后院磨房内,贞香烧了一桶热水倒进大木盆,丁一芳不顾严寒脱去衣裤,赤条条洗浴一番。换上一套干净的衣服,又喝了贞香端来的一大碗温开水,脸上才泛出些许光泽,像个人样了。
他迈进堂屋,在众人的关切和贞兰的眼光追视下,坐在了八仙桌前,开始了长吁短叹声泪俱下的叙述。
他一五一十把在壮丁途中和小坤经历的恐怖场景略作概述,然后声声血泪讲起了怎样赤体逃过征兵的魔爪,怎样从尸体上拔下死人的鞋子穿在脚上,怎样被小猴戏弄而得以醒来,怎样在森林中迷路,怎样躬身驼背当纤夫,口朝黄泥背朝天,染上伤寒被遗弃在江边小树林……
当说到归灵山老和尚的救命之恩时,竟虔诚的双手合十,念了一句阿弥陀佛。一肚子的苦水和故事,句句道来都是悲……
说罢,他伏在桌子上掩面大哭。
他诉说的故事很惊悚,很惨烈,在场的亲人同情而心疼,可他的故事里缺少另一个不能避开的主人翁,那就是让人牵挂的张小坤。

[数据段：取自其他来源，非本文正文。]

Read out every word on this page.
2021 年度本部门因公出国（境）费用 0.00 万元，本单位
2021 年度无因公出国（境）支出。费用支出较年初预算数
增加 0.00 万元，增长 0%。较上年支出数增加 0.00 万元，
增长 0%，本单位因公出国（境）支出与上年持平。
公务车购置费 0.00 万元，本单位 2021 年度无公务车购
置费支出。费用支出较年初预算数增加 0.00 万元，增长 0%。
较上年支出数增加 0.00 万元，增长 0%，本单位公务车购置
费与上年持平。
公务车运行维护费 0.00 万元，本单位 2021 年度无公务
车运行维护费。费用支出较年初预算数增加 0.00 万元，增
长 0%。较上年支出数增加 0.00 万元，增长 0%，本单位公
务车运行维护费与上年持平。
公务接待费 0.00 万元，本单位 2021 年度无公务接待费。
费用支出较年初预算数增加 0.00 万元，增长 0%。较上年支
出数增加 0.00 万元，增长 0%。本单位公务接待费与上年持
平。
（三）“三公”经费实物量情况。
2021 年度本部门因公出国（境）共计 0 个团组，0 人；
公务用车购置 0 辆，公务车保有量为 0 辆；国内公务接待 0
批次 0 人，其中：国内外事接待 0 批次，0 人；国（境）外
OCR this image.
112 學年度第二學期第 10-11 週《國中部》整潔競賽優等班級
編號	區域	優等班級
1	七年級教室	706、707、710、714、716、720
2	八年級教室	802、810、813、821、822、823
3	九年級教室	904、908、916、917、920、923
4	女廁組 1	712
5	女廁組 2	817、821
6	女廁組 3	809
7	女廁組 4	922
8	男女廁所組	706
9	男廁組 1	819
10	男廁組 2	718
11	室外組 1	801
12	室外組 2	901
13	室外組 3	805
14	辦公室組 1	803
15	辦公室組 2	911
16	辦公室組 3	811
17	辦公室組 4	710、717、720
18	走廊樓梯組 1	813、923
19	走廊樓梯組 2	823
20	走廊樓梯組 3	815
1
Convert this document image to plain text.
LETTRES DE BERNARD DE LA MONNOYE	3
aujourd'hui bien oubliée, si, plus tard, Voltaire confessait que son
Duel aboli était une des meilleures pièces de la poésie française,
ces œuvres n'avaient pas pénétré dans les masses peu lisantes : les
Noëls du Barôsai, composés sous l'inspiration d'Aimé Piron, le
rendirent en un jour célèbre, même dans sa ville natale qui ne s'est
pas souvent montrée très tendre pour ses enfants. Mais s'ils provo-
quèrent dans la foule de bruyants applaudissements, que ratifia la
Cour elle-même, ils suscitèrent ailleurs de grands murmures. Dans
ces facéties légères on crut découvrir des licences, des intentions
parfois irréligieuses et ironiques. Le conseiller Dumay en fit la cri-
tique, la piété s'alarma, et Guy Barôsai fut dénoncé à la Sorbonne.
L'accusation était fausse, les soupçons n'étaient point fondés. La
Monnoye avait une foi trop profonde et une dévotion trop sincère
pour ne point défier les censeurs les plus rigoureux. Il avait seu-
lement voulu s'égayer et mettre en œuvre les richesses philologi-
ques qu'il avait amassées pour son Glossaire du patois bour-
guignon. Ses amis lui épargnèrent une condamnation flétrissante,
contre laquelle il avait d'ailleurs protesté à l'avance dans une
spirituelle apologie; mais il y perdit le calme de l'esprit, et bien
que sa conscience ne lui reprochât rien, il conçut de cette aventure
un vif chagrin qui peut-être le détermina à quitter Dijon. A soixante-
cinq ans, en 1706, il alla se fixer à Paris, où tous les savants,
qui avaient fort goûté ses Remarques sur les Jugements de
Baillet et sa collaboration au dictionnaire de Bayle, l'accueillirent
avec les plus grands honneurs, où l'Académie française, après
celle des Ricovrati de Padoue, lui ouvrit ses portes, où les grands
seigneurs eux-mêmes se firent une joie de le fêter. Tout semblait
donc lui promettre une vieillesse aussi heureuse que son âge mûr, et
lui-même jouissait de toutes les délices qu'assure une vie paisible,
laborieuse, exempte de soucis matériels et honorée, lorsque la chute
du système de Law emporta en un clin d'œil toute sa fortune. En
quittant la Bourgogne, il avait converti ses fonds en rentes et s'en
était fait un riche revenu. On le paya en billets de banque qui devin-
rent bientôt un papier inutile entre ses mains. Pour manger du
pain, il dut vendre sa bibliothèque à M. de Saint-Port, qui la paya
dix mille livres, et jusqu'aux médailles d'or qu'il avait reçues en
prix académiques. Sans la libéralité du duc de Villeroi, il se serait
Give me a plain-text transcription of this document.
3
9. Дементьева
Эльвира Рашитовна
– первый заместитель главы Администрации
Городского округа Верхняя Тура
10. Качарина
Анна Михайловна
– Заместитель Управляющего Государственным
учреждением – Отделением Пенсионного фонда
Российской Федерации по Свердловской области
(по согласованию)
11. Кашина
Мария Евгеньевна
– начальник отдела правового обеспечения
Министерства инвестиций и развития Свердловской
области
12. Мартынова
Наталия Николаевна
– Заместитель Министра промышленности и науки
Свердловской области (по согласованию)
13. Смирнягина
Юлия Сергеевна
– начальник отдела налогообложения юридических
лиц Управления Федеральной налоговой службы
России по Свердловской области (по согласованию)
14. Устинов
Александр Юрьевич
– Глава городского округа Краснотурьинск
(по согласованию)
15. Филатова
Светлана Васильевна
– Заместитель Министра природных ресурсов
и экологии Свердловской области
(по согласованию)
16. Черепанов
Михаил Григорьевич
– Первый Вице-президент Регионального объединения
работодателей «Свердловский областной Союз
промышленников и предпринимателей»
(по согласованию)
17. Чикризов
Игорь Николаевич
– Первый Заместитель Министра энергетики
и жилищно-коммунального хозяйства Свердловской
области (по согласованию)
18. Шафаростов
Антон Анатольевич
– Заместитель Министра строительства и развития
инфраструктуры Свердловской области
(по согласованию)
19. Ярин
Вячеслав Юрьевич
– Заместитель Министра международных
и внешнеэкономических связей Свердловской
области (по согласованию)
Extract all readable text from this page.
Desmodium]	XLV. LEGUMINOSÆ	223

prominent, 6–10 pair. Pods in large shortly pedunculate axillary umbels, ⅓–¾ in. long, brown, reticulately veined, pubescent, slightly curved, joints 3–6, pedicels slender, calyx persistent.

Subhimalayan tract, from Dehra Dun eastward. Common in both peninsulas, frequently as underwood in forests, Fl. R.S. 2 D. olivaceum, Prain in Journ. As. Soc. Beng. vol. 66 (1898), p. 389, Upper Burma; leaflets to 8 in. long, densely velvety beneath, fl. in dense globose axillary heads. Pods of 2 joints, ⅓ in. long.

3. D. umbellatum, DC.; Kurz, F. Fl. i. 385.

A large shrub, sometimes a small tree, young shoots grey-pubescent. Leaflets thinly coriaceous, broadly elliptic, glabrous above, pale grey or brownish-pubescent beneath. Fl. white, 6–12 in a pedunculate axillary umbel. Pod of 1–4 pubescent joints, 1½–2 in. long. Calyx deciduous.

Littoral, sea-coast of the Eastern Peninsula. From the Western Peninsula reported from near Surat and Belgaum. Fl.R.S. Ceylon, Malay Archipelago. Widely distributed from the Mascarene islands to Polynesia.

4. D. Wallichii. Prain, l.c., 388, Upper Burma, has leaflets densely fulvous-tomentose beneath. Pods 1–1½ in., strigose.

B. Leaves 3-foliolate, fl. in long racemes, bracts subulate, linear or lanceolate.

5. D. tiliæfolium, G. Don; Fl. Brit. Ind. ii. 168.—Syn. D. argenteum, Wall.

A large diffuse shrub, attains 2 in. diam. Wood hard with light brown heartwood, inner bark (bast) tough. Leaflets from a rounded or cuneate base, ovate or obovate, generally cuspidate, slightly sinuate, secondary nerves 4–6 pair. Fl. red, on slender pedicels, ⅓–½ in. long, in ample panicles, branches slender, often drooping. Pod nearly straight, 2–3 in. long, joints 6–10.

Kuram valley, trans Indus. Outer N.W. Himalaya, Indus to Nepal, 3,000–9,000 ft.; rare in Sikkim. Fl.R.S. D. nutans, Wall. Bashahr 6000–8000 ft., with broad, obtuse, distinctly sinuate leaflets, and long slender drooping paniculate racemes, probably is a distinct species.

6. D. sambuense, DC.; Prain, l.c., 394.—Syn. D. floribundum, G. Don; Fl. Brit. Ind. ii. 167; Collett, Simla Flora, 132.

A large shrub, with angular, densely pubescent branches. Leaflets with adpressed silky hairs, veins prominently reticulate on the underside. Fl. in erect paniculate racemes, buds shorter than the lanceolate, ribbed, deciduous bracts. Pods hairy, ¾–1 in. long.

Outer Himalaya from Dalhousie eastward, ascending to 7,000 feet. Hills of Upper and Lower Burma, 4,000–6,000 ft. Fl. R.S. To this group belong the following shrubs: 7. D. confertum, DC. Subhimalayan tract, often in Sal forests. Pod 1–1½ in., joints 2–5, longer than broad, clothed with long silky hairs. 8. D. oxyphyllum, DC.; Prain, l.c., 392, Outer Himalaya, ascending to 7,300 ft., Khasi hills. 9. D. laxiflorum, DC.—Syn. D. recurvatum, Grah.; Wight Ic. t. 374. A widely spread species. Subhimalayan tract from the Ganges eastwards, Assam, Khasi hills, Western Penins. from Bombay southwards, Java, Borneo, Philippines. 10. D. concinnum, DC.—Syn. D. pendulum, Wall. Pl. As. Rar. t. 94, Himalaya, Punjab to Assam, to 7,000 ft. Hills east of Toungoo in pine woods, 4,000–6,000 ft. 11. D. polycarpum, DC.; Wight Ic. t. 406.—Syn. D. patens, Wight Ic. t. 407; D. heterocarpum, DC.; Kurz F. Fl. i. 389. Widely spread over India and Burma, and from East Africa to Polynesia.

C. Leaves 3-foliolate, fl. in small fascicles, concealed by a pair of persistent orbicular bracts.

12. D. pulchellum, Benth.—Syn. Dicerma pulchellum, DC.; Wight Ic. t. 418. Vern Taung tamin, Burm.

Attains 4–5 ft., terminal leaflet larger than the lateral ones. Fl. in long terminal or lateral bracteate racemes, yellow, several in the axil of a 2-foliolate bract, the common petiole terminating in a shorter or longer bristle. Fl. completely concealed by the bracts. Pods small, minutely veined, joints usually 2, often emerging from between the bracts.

他掩面恸哭,那哭声虽然沙哑无力,却镇住了满桌子的人,此刻没人发问了。孩子们虽听不太懂,但也被他的故事和表情所吸引,只是呀呀学语的小红雀见他哭,自己也哭起来,春江的妻子桂娟见了连忙抱起红雀向后院走去。
葛春江突然醒悟,此情此景要让孩子们避开。他招呼丁咚、箫晓、小荷和小花一起去后院豆腐房,说要给他们讲快乐的故事。
贞香预感到这顿年饭吃不安生了,端起珍珠丸子和两碗蒸菜送到后院,让葛春江夫妇带着孩子们去后院磨盘上吃。
贞香从磨房回到堂屋时,丁一芳还趴在桌上抽泣。
他心里明白,接下来应该对贞兰,对大家讲讲连襟张小坤:为何没有回家,他现在何方……
无论他怎样努力,只要想起张小坤,他的脑海中就浮现那张临终前痛苦绝望、惨笑诡异的面容,彷佛还能嗅到他身体散发出的浓烈气味。
昔日的壮汉,过去的抗日英雄病死他乡,自己却活灵活现地回来了,这一事实好残酷,李家会怎么想,贞兰怎会不怨恨?
这可是大年三十啊……
他想着,不寒而栗。他预感今天的年夜饭将被自己下面的故事所毁掉。
丁一芳趴在桌上哭,哭声切切。他哭小坤的惨死,哭自己面临的窘境。他沙哑的声音和耸动的肩膀暂时止住了周围满腹疑问。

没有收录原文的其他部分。